Researchers once focused their efforts primarily on breeding and husbandry. But now they need to know more.
"And now that they are doing so well, and it's at the point where they could be in the wild again, now we can look at their vocalizations and their behaviors and things like that."
University of Hawaii bioacoustics researcher Ann Tanimoto. Those other aspects—culture, if you will—are critical for a species as socially complex as the 'alalā.Tanimoto and her team made recordings of captive-bred 'alalā pairs at the Keauhou Bird Conservation Center in Volcano, Hawaii, and compared them to recordings made in the early 1990s by Fish and Wildlife Service biologists of the last few wild pairs.
"The wild have more, almost double the number of alarm calls, than the aviary 'alalā do. And they also have these really cool territorial broadcast calls they do in the wild
that weren't found in captivity."
The absence of the territorial call in captivity makes good sense, because captive birds have different territory demands than wild ones. It also makes sense that they would have fewer alarm calls, because captive birds don't experience the threat of predation. The study was published in the journal Animal Behaviour.
"So we think that their vocalizations that are similar, aviary and wild, are more innate, so basically naturally inside of them. And those that differ are socially learned by being passed on generation to generation."So what happens when the captive-bred birds are released? They won't have the luxury of learning these calls from their ancestors.
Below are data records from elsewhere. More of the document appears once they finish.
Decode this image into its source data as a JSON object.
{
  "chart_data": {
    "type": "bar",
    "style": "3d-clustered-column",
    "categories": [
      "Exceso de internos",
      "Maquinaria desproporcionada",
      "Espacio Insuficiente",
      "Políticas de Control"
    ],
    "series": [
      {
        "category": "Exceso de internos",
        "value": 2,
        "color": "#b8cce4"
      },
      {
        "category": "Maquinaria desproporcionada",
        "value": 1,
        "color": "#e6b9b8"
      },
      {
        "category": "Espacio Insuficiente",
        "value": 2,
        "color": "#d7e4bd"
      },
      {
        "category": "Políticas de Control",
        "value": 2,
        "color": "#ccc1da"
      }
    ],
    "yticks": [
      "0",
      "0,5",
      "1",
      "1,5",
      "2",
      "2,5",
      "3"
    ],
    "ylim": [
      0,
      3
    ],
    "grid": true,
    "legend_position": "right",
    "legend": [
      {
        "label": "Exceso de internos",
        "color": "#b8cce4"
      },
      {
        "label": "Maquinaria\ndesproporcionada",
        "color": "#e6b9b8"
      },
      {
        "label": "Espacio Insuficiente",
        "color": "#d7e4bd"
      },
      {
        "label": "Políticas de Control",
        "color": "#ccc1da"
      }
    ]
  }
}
"It will definitely be interesting to determine if they will begin vocalizing something similar to those that they used in the wild before, or if they will begin vocalizing call types that are completely different than those that were in the wild previously."
In Hawaiian mythology, the 'alalā are thought to lead souls to their final resting place near the Ka Lae volcano. With luck, scientists can help the rare species avoid their own journey to Ka Lae.
Thanks for listening for Scientific American — 60-Second Science Science. I'm Jason Goldman.